The door was still open, banging against the side of the pilothouse as they rocked over the waves. Lucy looked out, looked all around, and took a few cautious steps onto the deck.
The tiger's claws had left deep gouges in the boat's paint. She shuddered. At least Hendricks and the others were well and truly left behind; the mainland was only a dark line on the horizon now.

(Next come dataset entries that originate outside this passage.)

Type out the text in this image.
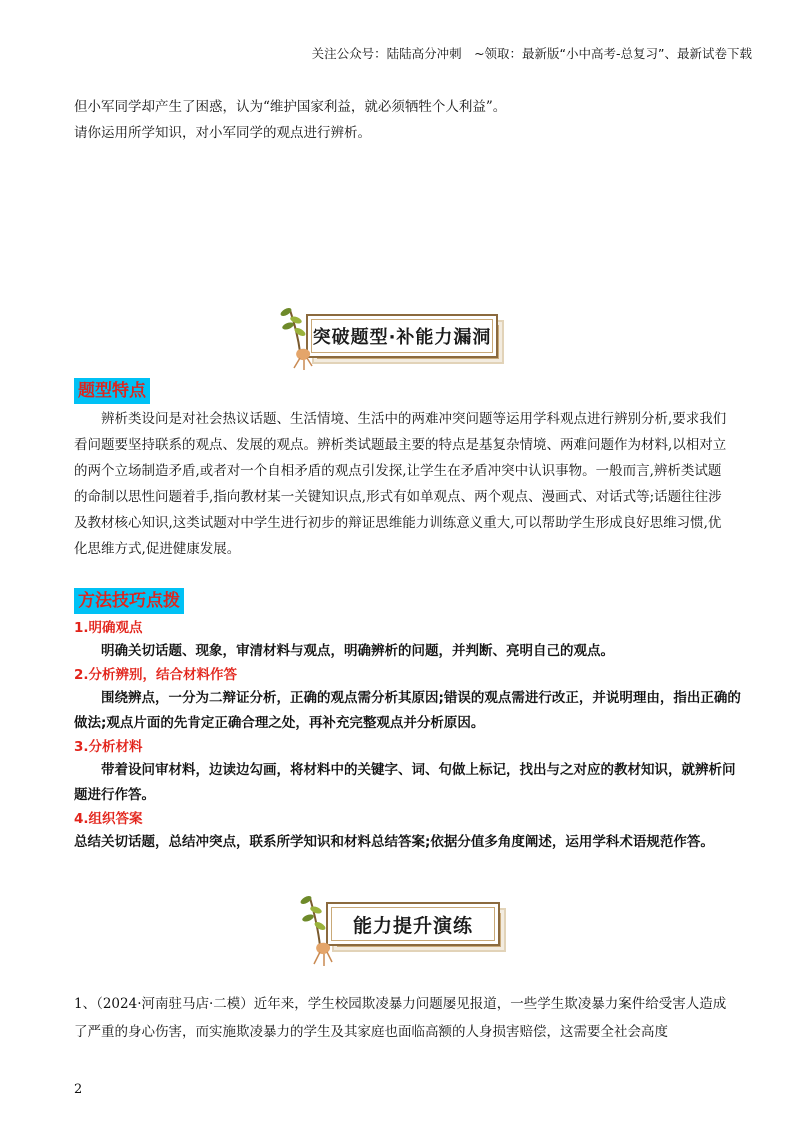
关注公众号：陆陆高分冲刺　~领取：最新版“小中高考-总复习”、最新试卷下载
但小军同学却产生了困惑，认为“维护国家利益，就必须牺牲个人利益”。
请你运用所学知识，对小军同学的观点进行辨析。
突破题型·补能力漏洞
题型特点
辨析类设问是对社会热议话题、生活情境、生活中的两难冲突问题等运用学科观点进行辨别分析,要求我们看问题要坚持联系的观点、发展的观点。辨析类试题最主要的特点是基复杂情境、两难问题作为材料,以相对立的两个立场制造矛盾,或者对一个自相矛盾的观点引发探,让学生在矛盾冲突中认识事物。一般而言,辨析类试题的命制以思性问题着手,指向教材某一关键知识点,形式有如单观点、两个观点、漫画式、对话式等;话题往往涉及教材核心知识,这类试题对中学生进行初步的辩证思维能力训练意义重大,可以帮助学生形成良好思维习惯,优化思维方式,促进健康发展。
方法技巧点拨

1.明确观点

明确关切话题、现象，审清材料与观点，明确辨析的问题，并判断、亮明自己的观点。

2.分析辨别，结合材料作答

围绕辨点，一分为二辩证分析，正确的观点需分析其原因;错误的观点需进行改正，并说明理由，指出正确的做法;观点片面的先肯定正确合理之处，再补充完整观点并分析原因。

3.分析材料

带着设问审材料，边读边勾画，将材料中的关键字、词、句做上标记，找出与之对应的教材知识，就辨析问题进行作答。

4.组织答案

总结关切话题，总结冲突点，联系所学知识和材料总结答案;依据分值多角度阐述，运用学科术语规范作答。

能力提升演练
1、（2024·河南驻马店·二模）近年来，学生校园欺凌暴力问题屡见报道，一些学生欺凌暴力案件给受害人造成了严重的身心伤害，而实施欺凌暴力的学生及其家庭也面临高额的人身损害赔偿，这需要全社会高度
2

A shadow swept over the boat.
Lucy looked up.
There was definitely something flying up there, and it was big. Eren was right. But it wasn't airplane-big, and it wasn't making any noise. In fact, if she hadn't known better, she would have thought it was a giant bird.
But it didn't reallylooklike a bird.
Lucy shaded her eyes from the sun just as it swooped over again, much lower. This time she got a better look at it, but she couldn't believe what she had seen.
Well, why not? She had just watched two men, one of them her protector, change into animals.
"Eren?" she called through the open pilothouse door. "I see it, but I'm not sure if you'll believe me."
"Try me," Eren called back.
"It looks like a griffin."
"No, it was bigger than that," he called.
"Not the seagull griffins. This is a real one. Full-sized."
"What?" Eren said.
A moment later he had throttled the boat all the way to a standstill. As it wallowed on the waves, he came out to join her on deck.
The griffin swooped over again, and then it spiraled down to land on the back end of the boat.
It was definitely a griffin, and it was huge.
Unlike the trash griffins, which were decidedly non-majestic, it looked exactly like the illustration of a griffin in an old storybook. It had the body of a lion, with a cascading mane and tawny fur. Its head was that of an eagle, with a massive curved beak and sharp yellow eyes staring at them as if considering whether they might taste good as a snack. The wings were probably eagle's wings as well. It rustled them and then folded them.
Eren moved so that he was between Lucy and the creature.
The griffin snapped its beak. There was an impatient tone to it, as if it was exasperated with both of them.
Lucy stared at it. Once again that strange sense of familiarity nagged at her. She had seen something like this before, a very long time ago.Notin storybooks, but in real life. It felt to her as if some sort of vastly important revelation was buried in the back of her mind, wanting to get out.
Then her gaze dropped to the griffin's front leg, and she sucked in her breath.
Her uncle had a dramatic scar on his left arm. It wrapped all the way around his arm and had always looked to her as if something had clawed him there. Her father had had a similar scar, but she had never had a chance to ask him about it, and her uncle would never have answered a question like that.
This griffin had a scar in the exact same place, creasing its tawny fur.
Lucy looked up to its head again, shocked. Was there human intelligence in those gold eyes?
"Uncle Rodric?" Lucy breathed out.
A gust of wind ruffled its fur, a damp cold wind with a promise of rain. The griffin abruptly beat its wings and took to the air.
Lucy looked up as it circled above them, flying higher and higher. Eren relaxed a little now that it was off the boat, but continued to watch warily until it vanished into the gathering clouds.
"I had no idea there were big ones too," he said. "Did you call that griffin by your uncle's name?"
"I—I just felt like it was the right thing to do," Lucy murmured. She still stared upward, although there was no longer anything to see.